Özel, “Bir avuç FETÖ’cünün peşine koca partisini takmış birisi için yine olmadık bir eleştiri. Bir avuç olur olmaz tarikatların, cemaatlerin peşine koca devleti takmış, 15 Temmuz hain darbe girişimine yol açacakların yıllarca sırtını sıvazlamış, önünü açmış, yolunu temizlemiş, ne istedilerse vermiş birisi şimdi bizi birilerinin peşine takılmakta suçluyor. Ben Sayın Ahmet Şık’ın kendisiyle konuştuğumda, Meclis’teki konuşmamda da bütün değerlendirmelerimde de Şık’ın üslubunun Meclis’in yapısına, ruhuna uygun olmadığını söyledim hatta bu konuda beni eleştirenler de oldu. Ahmet Şık sözün sınırlarını, saygı sınırlarını aşmış olabilir ama bir yandan bir de dönsün baksın bakalım Alpay Özalan denilen organizma ne yapıyor? Kürsüye saldırıyor, kan akıtıyor, kadına karşı şiddet uygulanmasına önayak oluyor. Olayları başlatıyor ve Alpay Özalan’a hiçbir şey söylemeyip Ahmet Şık’a laf söylüyor. Ahmet Şık’ın sözü ağırdı, bazı kelimeleri Meclis’e yakışmadı ama Alpay Özalan Türkiye’ye yakışmıyor. Alpay Özalan’ı biz milli bir kahraman olarak görürdük, milli takımda oynarken milli gururumuzdu. Erdoğan'ın partisinde milli utancımıza dönüştü. Şimdi tuttu onu Meclis İdare Amiri yaptı. Buradan öz eleştiri yapması gereken birinin eleştiriye yeltenmesini tükenmişlik sendromuna bağlıyorum” ifadesini kullandı.
“YOLSUZLUĞUN DEVAM ETTİĞİNİ İTİRAF EDİYOR”

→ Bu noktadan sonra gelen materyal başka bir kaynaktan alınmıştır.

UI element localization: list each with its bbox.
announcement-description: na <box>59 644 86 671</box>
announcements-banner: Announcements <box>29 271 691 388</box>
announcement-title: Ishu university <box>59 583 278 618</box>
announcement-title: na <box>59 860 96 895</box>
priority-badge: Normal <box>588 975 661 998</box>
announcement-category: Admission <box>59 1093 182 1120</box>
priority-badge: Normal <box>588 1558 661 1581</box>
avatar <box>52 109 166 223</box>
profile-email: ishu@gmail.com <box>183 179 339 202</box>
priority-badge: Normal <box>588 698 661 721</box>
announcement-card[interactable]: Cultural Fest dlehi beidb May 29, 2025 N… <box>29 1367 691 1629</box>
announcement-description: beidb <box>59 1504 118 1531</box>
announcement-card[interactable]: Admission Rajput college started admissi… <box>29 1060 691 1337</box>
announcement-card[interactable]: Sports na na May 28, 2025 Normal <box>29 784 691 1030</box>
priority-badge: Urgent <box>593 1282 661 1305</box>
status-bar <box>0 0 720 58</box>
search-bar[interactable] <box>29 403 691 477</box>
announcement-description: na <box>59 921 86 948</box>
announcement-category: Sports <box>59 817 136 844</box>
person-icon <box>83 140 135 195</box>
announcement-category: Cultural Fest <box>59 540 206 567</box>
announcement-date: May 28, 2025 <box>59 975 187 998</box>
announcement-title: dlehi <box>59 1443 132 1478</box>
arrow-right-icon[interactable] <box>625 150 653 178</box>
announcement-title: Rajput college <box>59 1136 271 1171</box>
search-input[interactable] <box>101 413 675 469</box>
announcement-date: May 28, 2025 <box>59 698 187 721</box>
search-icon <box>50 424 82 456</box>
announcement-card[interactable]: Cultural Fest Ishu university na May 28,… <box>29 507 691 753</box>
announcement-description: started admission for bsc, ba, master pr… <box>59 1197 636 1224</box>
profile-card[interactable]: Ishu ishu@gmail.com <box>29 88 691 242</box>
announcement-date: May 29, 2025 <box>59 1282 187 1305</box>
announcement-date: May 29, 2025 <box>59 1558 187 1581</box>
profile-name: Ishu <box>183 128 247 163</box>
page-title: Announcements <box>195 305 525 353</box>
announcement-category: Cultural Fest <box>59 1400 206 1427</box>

Özel, “Yolsuzluğun devam ettiğini itiraf ediyor 24 yılın sonunda çünkü o 3 Y’yi bitireceğim diye geldi yolsuzluğun devam ettiğini kabul ediyor bunu bir not edelim. Bitirdim dediğim şeyi görmesi için Keçiören pazarına bir gelsin pazar dağılırken erken saatlerde. Adana'daki ırgat pazarına bir gitsin veya dün benim gittiğim Gaziantep'e gitsin fıstık üreticisini dinlesin. Tebdil-i kıyafet bir gezsin dolaşsın bakalım vatandaşın arasında. Saray’daki kadar bir eli yağda bir eli balda olan bir millet yok. Bir gün öncenin ekmeğini ucuza satın almak için kuyruğa girenler, pazarda dökülen ezilmiş meyveyi, sebzeyi yüzünü kapatarak toplayanlar var. Yolsuzluğu bitiremediğini, kurumsallaştığını itiraf edenlerin yoksulluğu bitirdiler mi bitiremediler mi milleti bizim vicdanına havale ediyorum” ifadelerini kullandı.